UCLA researchers discover novel role for protein involved in muscles
UCLA researchers have found the protein FHOD1 actually increases the assembly rates of actin, which is a protein involved in muscle contraction and cell connectivity. (Courtesy of Aanand Patel)
By Joseph Ong
November 17, 2017 1:46 am
UCLA researchers have found a new role for a protein involved in muscle function.
In a study published Nov. 10, researchers in the Department of Chemistry and Biochemistry discovered a new role for the human protein FHOD1 in accelerating the assembly of actin, one of the main proteins in the structure of muscles.

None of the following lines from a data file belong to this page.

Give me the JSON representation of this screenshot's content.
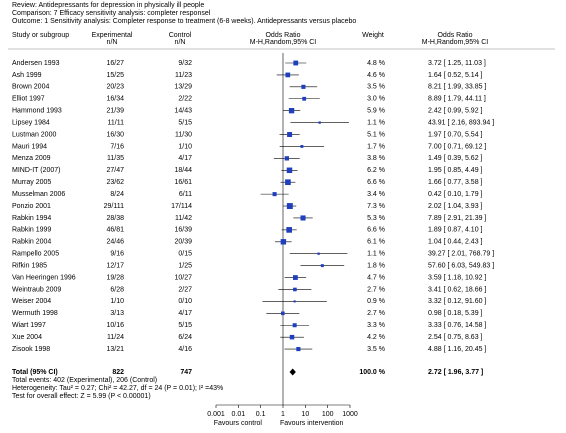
{
  "chart_data": {
    "type": "forest",
    "header": {
      "review": "Review:  Antidepressants for depression in physically ill people",
      "comparison": "Comparison:  7 Efficacy sensitivity analysis: completer responsel",
      "outcome": "Outcome:  1 Sensitivity analysis: Completer response to treatment (6-8 weeks). Antidepressants versus placebo"
    },
    "columns": {
      "study": "Study or subgroup",
      "experimental": "Experimental",
      "experimental_unit": "n/N",
      "control": "Control",
      "control_unit": "n/N",
      "plot": "Odds Ratio",
      "plot_method": "M-H,Random,95% CI",
      "weight": "Weight",
      "estimate": "Odds Ratio",
      "estimate_method": "M-H,Random,95% CI"
    },
    "categories": [
      "Andersen 1993",
      "Ash 1999",
      "Brown 2004",
      "Elliot 1997",
      "Hammond 1993",
      "Lipsey 1984",
      "Lustman 2000",
      "Mauri 1994",
      "Menza 2009",
      "MIND-IT (2007)",
      "Murray 2005",
      "Musselman 2006",
      "Ponzio 2001",
      "Rabkin 1994",
      "Rabkin 1999",
      "Rabkin 2004",
      "Rampello 2005",
      "Rifkin 1985",
      "Van Heeringen 1996",
      "Weintraub 2009",
      "Weiser 2004",
      "Wermuth 1998",
      "Wiart 1997",
      "Xue 2004",
      "Zisook 1998"
    ],
    "experimental": [
      "16/27",
      "15/25",
      "20/23",
      "16/34",
      "21/39",
      "11/11",
      "16/30",
      "7/16",
      "11/35",
      "27/47",
      "23/62",
      "8/24",
      "29/111",
      "28/38",
      "46/81",
      "24/46",
      "9/16",
      "12/17",
      "19/28",
      "6/28",
      "1/10",
      "3/13",
      "10/16",
      "11/24",
      "13/21"
    ],
    "control": [
      "9/32",
      "11/23",
      "13/29",
      "2/22",
      "14/43",
      "5/15",
      "11/30",
      "1/10",
      "4/17",
      "18/44",
      "16/61",
      "6/11",
      "17/114",
      "11/42",
      "16/39",
      "20/39",
      "0/15",
      "1/25",
      "10/27",
      "2/27",
      "0/10",
      "4/17",
      "5/15",
      "6/24",
      "4/16"
    ],
    "weights": [
      4.8,
      4.6,
      3.5,
      3.0,
      5.9,
      1.1,
      5.1,
      1.7,
      3.8,
      6.2,
      6.6,
      3.4,
      7.3,
      5.3,
      6.6,
      6.1,
      1.1,
      1.8,
      4.7,
      2.7,
      0.9,
      2.7,
      3.3,
      4.2,
      3.5
    ],
    "weight_labels": [
      "4.8 %",
      "4.6 %",
      "3.5 %",
      "3.0 %",
      "5.9 %",
      "1.1 %",
      "5.1 %",
      "1.7 %",
      "3.8 %",
      "6.2 %",
      "6.6 %",
      "3.4 %",
      "7.3 %",
      "5.3 %",
      "6.6 %",
      "6.1 %",
      "1.1 %",
      "1.8 %",
      "4.7 %",
      "2.7 %",
      "0.9 %",
      "2.7 %",
      "3.3 %",
      "4.2 %",
      "3.5 %"
    ],
    "values": [
      3.72,
      1.64,
      8.21,
      8.89,
      2.42,
      43.91,
      1.97,
      7.0,
      1.49,
      1.95,
      1.66,
      0.42,
      2.02,
      7.89,
      1.89,
      1.04,
      39.27,
      57.6,
      3.59,
      3.41,
      3.32,
      0.98,
      3.33,
      2.54,
      4.88
    ],
    "lower": [
      1.25,
      0.52,
      1.99,
      1.79,
      0.99,
      2.16,
      0.7,
      0.71,
      0.39,
      0.85,
      0.77,
      0.1,
      1.04,
      2.91,
      0.87,
      0.44,
      2.01,
      6.03,
      1.18,
      0.62,
      0.12,
      0.18,
      0.76,
      0.75,
      1.16
    ],
    "upper": [
      11.03,
      5.14,
      33.85,
      44.11,
      5.92,
      893.94,
      5.54,
      69.12,
      5.62,
      4.49,
      3.58,
      1.79,
      3.93,
      21.39,
      4.1,
      2.43,
      768.79,
      549.83,
      10.92,
      18.66,
      91.6,
      5.39,
      14.58,
      8.63,
      20.45
    ],
    "value_labels": [
      "3.72 [ 1.25, 11.03 ]",
      "1.64 [ 0.52, 5.14 ]",
      "8.21 [ 1.99, 33.85 ]",
      "8.89 [ 1.79, 44.11 ]",
      "2.42 [ 0.99, 5.92 ]",
      "43.91 [ 2.16, 893.94 ]",
      "1.97 [ 0.70, 5.54 ]",
      "7.00 [ 0.71, 69.12 ]",
      "1.49 [ 0.39, 5.62 ]",
      "1.95 [ 0.85, 4.49 ]",
      "1.66 [ 0.77, 3.58 ]",
      "0.42 [ 0.10, 1.79 ]",
      "2.02 [ 1.04, 3.93 ]",
      "7.89 [ 2.91, 21.39 ]",
      "1.89 [ 0.87, 4.10 ]",
      "1.04 [ 0.44, 2.43 ]",
      "39.27 [ 2.01, 768.79 ]",
      "57.60 [ 6.03, 549.83 ]",
      "3.59 [ 1.18, 10.92 ]",
      "3.41 [ 0.62, 18.66 ]",
      "3.32 [ 0.12, 91.60 ]",
      "0.98 [ 0.18, 5.39 ]",
      "3.33 [ 0.76, 14.58 ]",
      "2.54 [ 0.75, 8.63 ]",
      "4.88 [ 1.16, 20.45 ]"
    ],
    "total": {
      "name": "Total (95% CI)",
      "experimental": "822",
      "control": "747",
      "weight": 100.0,
      "weight_label": "100.0 %",
      "value": 2.72,
      "lower": 1.96,
      "upper": 3.77,
      "value_label": "2.72 [ 1.96, 3.77 ]"
    },
    "notes": [
      "Total events: 402 (Experimental), 206 (Control)",
      "Heterogeneity: Tau² = 0.27; Chi² = 42.27, df = 24 (P = 0.01); I² =43%",
      "Test for overall effect: Z = 5.99 (P < 0.00001)"
    ],
    "xlim": [
      0.001,
      1000
    ],
    "xticks": [
      0.001,
      0.01,
      0.1,
      1,
      10,
      100,
      1000
    ],
    "log_x": true,
    "favours_left": "Favours control",
    "favours_right": "Favours intervention",
    "color": "#1f3fbf",
    "total_color": "#000000"
  }
}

Researchers, led by Aanand Patel, a doctoral student in molecular biology, demonstrated that FHOD1 is effective in forming an actin cluster but not as effective in making it grow longer. According to the study, researchers said the result was unexpected because other studies had shown that FHOD1 actually decreases rates of actin assembly in rabbits.
To understand FHOD1’s role in actin assembly, the researchers examined individual actin molecules on a microscope slide to count the number of actin molecules growing and calculate their growth rate.
The researchers also found that FHOD1 only accelerated actin assembly for certain kinds of actin not involved in muscle contraction in rabbits. Patel said he thinks other researchers may have overlooked FHOD1’s biological role because proteins similar to FHOD1 usually accelerate actin assembly for actin involved in muscle contraction.